Date: 24 July 2017

Creeping border

Large military exercises in neighboring “republics”, diplomatic pressure and some border provocations – these are some of the examples of the cruel pressure that Russia exerts on Georgia. Both countries do not seek to normalise their relations, even by re-establishing diplomatic relations cut in 2008. The priority is to take control of some critical routes in the region, mostly by interrupting the ones that follow lines of latitude and connect the Caucasus with Europe (it constitutes an essential energy connection) and by strengthening the roads that correspond to the lines of longitude and bring together Russia, Armenia and Iran.


Russia exerts some pressure on Georgia with the aim of forcing numerous concessions from the latter. The point is to establish so-called „trade corridors” through Abkhazia and South Ossetia. The Russians pursue to get an access to the railway line linking Sochi, Sukhumi, Tbilisi and Yerevan as well as the motorway between Vladikavkaz and Tbilisi. At the same time, they are gradually advancing into the direction of the motorway linking Baku with the coast of the Black Sea.

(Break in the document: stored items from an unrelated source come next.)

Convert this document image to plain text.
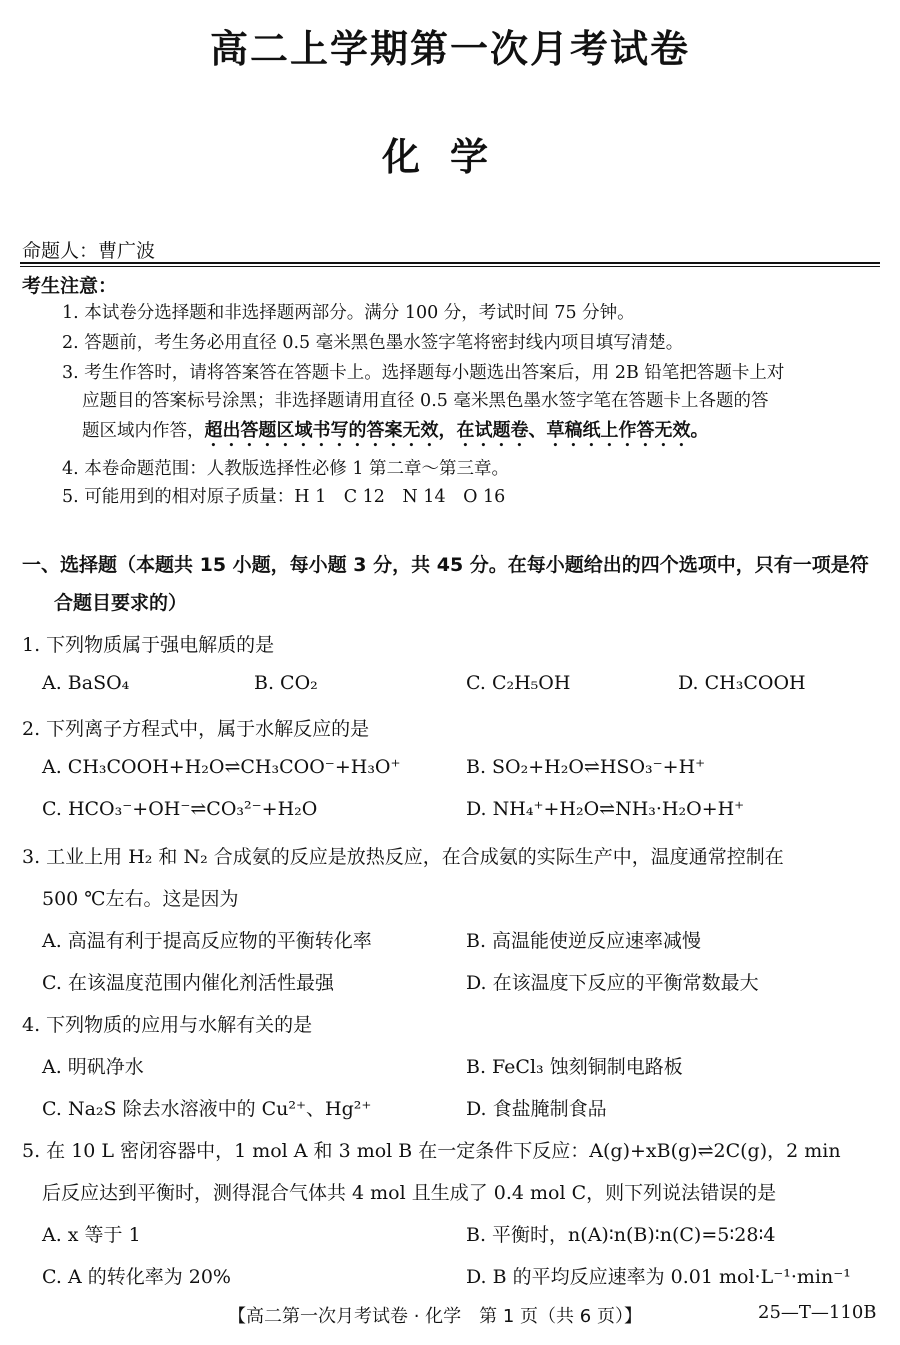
高二上学期第一次月考试卷
化学
命题人：曹广波
考生注意：
1. 本试卷分选择题和非选择题两部分。满分 100 分，考试时间 75 分钟。
2. 答题前，考生务必用直径 0.5 毫米黑色墨水签字笔将密封线内项目填写清楚。
3. 考生作答时，请将答案答在答题卡上。选择题每小题选出答案后，用 2B 铅笔把答题卡上对
应题目的答案标号涂黑；非选择题请用直径 0.5 毫米黑色墨水签字笔在答题卡上各题的答
题区域内作答，超出答题区域书写的答案无效，在试题卷、草稿纸上作答无效。
4. 本卷命题范围：人教版选择性必修 1 第二章～第三章。
5. 可能用到的相对原子质量：H 1　C 12　N 14　O 16
一、选择题（本题共 15 小题，每小题 3 分，共 45 分。在每小题给出的四个选项中，只有一项是符
合题目要求的）
1. 下列物质属于强电解质的是
A. BaSO₄	B. CO₂	C. C₂H₅OH	D. CH₃COOH
2. 下列离子方程式中，属于水解反应的是
A. CH₃COOH+H₂O⇌CH₃COO⁻+H₃O⁺	B. SO₂+H₂O⇌HSO₃⁻+H⁺
C. HCO₃⁻+OH⁻⇌CO₃²⁻+H₂O	D. NH₄⁺+H₂O⇌NH₃·H₂O+H⁺
3. 工业上用 H₂ 和 N₂ 合成氨的反应是放热反应，在合成氨的实际生产中，温度通常控制在
500 ℃左右。这是因为
A. 高温有利于提高反应物的平衡转化率	B. 高温能使逆反应速率减慢
C. 在该温度范围内催化剂活性最强	D. 在该温度下反应的平衡常数最大
4. 下列物质的应用与水解有关的是
A. 明矾净水	B. FeCl₃ 蚀刻铜制电路板
C. Na₂S 除去水溶液中的 Cu²⁺、Hg²⁺	D. 食盐腌制食品
5. 在 10 L 密闭容器中，1 mol A 和 3 mol B 在一定条件下反应：A(g)+xB(g)⇌2C(g)，2 min
后反应达到平衡时，测得混合气体共 4 mol 且生成了 0.4 mol C，则下列说法错误的是
A. x 等于 1	B. 平衡时，n(A)∶n(B)∶n(C)=5∶28∶4
C. A 的转化率为 20%	D. B 的平均反应速率为 0.01 mol·L⁻¹·min⁻¹
【高二第一次月考试卷 · 化学　第 1 页（共 6 页）】	25—T—110B
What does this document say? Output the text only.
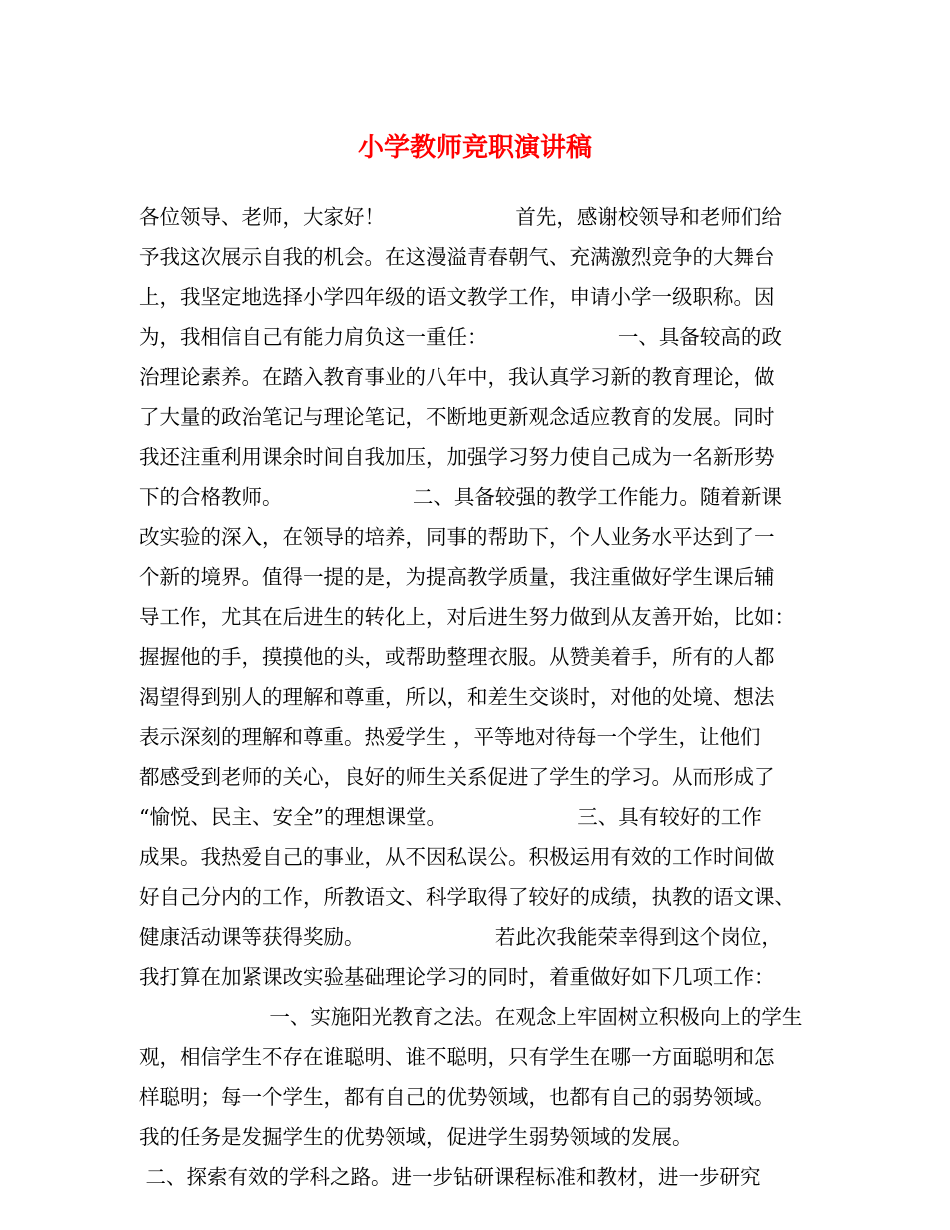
小学教师竞职演讲稿
各位领导、老师，大家好！                    首先，感谢校领导和老师们给
予我这次展示自我的机会。在这漫溢青春朝气、充满激烈竞争的大舞台
上，我坚定地选择小学四年级的语文教学工作，申请小学一级职称。因
为，我相信自己有能力肩负这一重任：                    一、具备较高的政
治理论素养。在踏入教育事业的八年中，我认真学习新的教育理论，做
了大量的政治笔记与理论笔记，不断地更新观念适应教育的发展。同时
我还注重利用课余时间自我加压，加强学习努力使自己成为一名新形势
下的合格教师。                    二、具备较强的教学工作能力。随着新课
改实验的深入，在领导的培养，同事的帮助下，个人业务水平达到了一
个新的境界。值得一提的是，为提高教学质量，我注重做好学生课后辅
导工作，尤其在后进生的转化上，对后进生努力做到从友善开始，比如：
握握他的手，摸摸他的头，或帮助整理衣服。从赞美着手，所有的人都
渴望得到别人的理解和尊重，所以，和差生交谈时，对他的处境、想法
表示深刻的理解和尊重。热爱学生 ，平等地对待每一个学生，让他们
都感受到老师的关心，良好的师生关系促进了学生的学习。从而形成了
“愉悦、民主、安全”的理想课堂。                    三、具有较好的工作
成果。我热爱自己的事业，从不因私误公。积极运用有效的工作时间做
好自己分内的工作，所教语文、科学取得了较好的成绩，执教的语文课、
健康活动课等获得奖励。                    若此次我能荣幸得到这个岗位，
我打算在加紧课改实验基础理论学习的同时，着重做好如下几项工作：
一、实施阳光教育之法。在观念上牢固树立积极向上的学生
观，相信学生不存在谁聪明、谁不聪明，只有学生在哪一方面聪明和怎
样聪明；每一个学生，都有自己的优势领域，也都有自己的弱势领域。
我的任务是发掘学生的优势领域，促进学生弱势领域的发展。
二、探索有效的学科之路。进一步钻研课程标准和教材，进一步研究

At the beginning of July, large military exercises of the Russian army have started in Abkhazia, whose territories have been under the Russian occupation; similar ones have already ended in South Ossetia, also controlled by Russia. Once they were finished, Russian border guards (who can be found on the administrative line separating Ossetia from Georgia) have moved boundary markers some 600 to 800 metres deep into the Georgian territory. As a result, Georgia was said to lose about 10 hectares of its land. At the same time, Russian guards (it needs to be added that they are subject to FSB, known as the Federal Security Service) have put some barriers on the boundary. Moscow has been known for such a strategy for many years. This time, on July 4, the Russian pushed the “administrative boundary” in the Gori district. Thus, some agriculture plots and properties belonging to several Georgian citizens could be found on the other side of the border. The soldiers have placed “boundary markers” near two Georgian villages of Bershueti and Sobisi. Thanks to such an idea, the Russian controlled territories only a half a kilometre far from the motorway linking such cities as Baku, Tbilisi, Poti and Batumi, which constitutes an essential route for the entire South Caucasus.

The actions undertaken by the Russians have been criticized by the European Union Monitoring Mission in Georgia (EUMM). The President of Georgia, Giorgi Margvelashvili, called Russia’s actions a “creeping occupation”. Georgian complaints on pushing boundary markers deep into its territory have been considered by Russia’s Ministry of Foreign Affairs as an “informational provocation”. The situation wasn’t appeased even after the meeting between the Deputy Minister of Foreign Affairs, Grigory Karasin, and the Special Representative for Matters of Relations with Russia, Zurab Abashidze, that took place in Prague on July 7. Russia and Georgia do not maintain any diplomatic relations. These were cut after Russia aggressed Georgia in August 2008 and Moscow recognised the independence of both South Ossetia and Abkhazia. Since then, both countries have been contacting each other through Swiss diplomats in appropriate interest sections of the Swiss embassies in Moscow and Tbilisi. The ruling Georgia Dream coalition has mentioned its willingness to re-establish diplomatic relations with Russia; in order to achieve so, a position of the Special Representative for Matters of Relations with Russia had been brought to life. The function is currently exercised by the former Georgian ambassador to Moscow.